Opinión
Escarabajos y plantas
Por Ciencias
NATURALEZA // FERNANDO HIRALDO
* Director de la Estación Biológica de Doñana (CSIC)
Poco antes de que los primeros iPod se vendieran en España, un amigo me explicaba cómo funcionaba el suyo, comprado en China. De ahí derivó la conversación a los esfuerzos que hacen los fabricantes de productos informáticos por codificar sus productos para que no puedan ser copiados y el paralelo trabajo que otros hacen por descodificarlos para usarlos libremente. La verdad, no sé si entendí bien esa batalla, pero en lo que comprendí me parecía básicamente igual que la que se produce en la naturaleza hace más de cien millones de años entre plantas y sus grandes enemigos: los artrópodos herbívoros. Las plantas superiores o angiospermas han desarrollado a lo largo de su evolución una serie de metabolitos secundarios que suelen tener una función en la planta y al tiempo dificultan el consumo por sus herbívoros por ser tóxicas, repelentes o inhibidores de los procesos digestivos. Muchos artrópodos han ido desarrollando en paralelo una cierta capacidad de destoxificación para burlar las defensas de las plantas y poder alimentarse de ellas.
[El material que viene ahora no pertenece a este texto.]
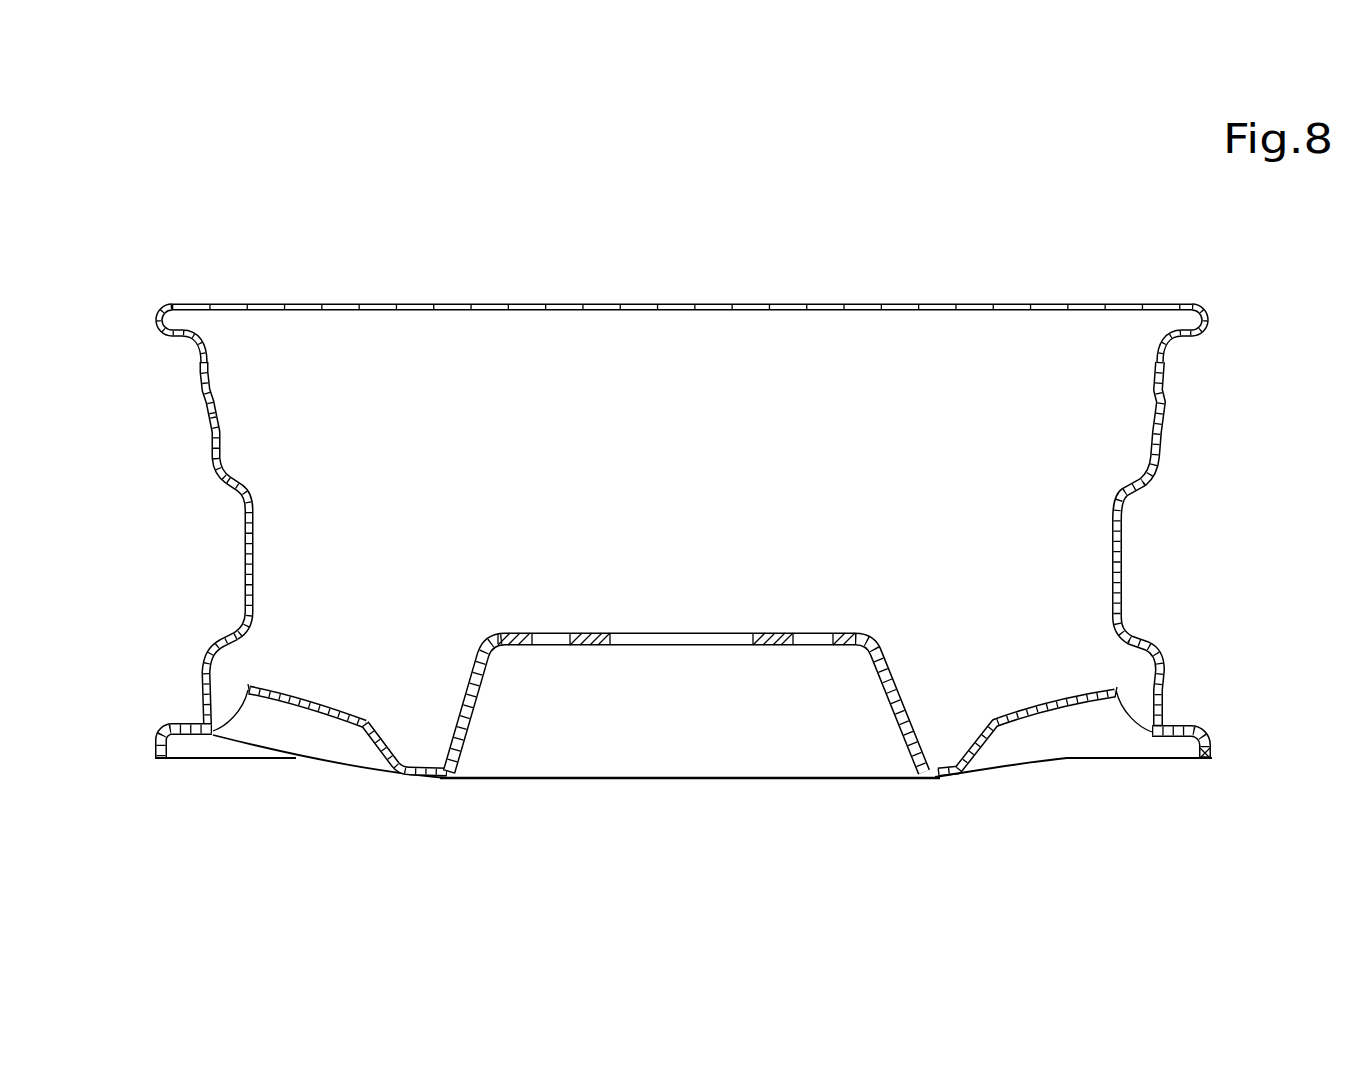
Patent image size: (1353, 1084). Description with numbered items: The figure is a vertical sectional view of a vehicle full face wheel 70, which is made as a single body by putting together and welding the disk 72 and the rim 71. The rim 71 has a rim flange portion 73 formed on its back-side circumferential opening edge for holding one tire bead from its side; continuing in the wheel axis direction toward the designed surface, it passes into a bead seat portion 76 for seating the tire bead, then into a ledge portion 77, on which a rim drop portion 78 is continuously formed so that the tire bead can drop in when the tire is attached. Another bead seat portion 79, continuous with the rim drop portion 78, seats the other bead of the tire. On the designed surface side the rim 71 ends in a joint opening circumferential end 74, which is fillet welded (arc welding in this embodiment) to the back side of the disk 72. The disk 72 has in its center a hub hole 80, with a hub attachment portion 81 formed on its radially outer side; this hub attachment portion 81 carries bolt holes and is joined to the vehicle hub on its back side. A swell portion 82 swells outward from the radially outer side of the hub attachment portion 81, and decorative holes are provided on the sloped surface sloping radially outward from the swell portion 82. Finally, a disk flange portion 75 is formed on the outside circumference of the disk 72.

The vehicle full face wheel 70 is at (900, 260).
The rim 71 is at (395, 345).
The disk 72 is at (590, 728).
The rim flange portion 73 is at (158, 337).
The joint opening circumferential end 74 is at (1165, 720).
The disk flange portion 75 is at (1212, 757).
The bead seat portion 76 is at (202, 368).
The ledge portion 77 is at (212, 435).
The rim drop portion 78 is at (250, 548).
The bead seat portion 79 is at (200, 693).
The hub hole 80 is at (643, 638).
The hub attachment portion 81 is at (767, 637).
The swell portion 82 is at (415, 777).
Esta guerra química ha tenido innumerables batallas, pero ningún vencedor. Unas siguen desarrollando nuevos venenos y otros novedosos mecanismos para sortear sus efectos. Hasta hora, se han estudiado menos del 2% de las 270.000 angiospermas conocidas. El resultado ha sido la identificación de más de 100.000 metabolitos que tienen aplicaciones médicas e industriales, que van desde anticancerígenos, bactericidas y raticidas hasta estimulantes como la cafeína o venenos tan conocidos como la estricnina o la cicuta. Así que cuando vean un escarabajo u otro pequeño artrópodo, mírenlo con un cierto respeto, gracias a su batalla con las plantas tenemos una enorme despensa, la mayor parte todavía no conocida, de remedios potenciales para nuestros males.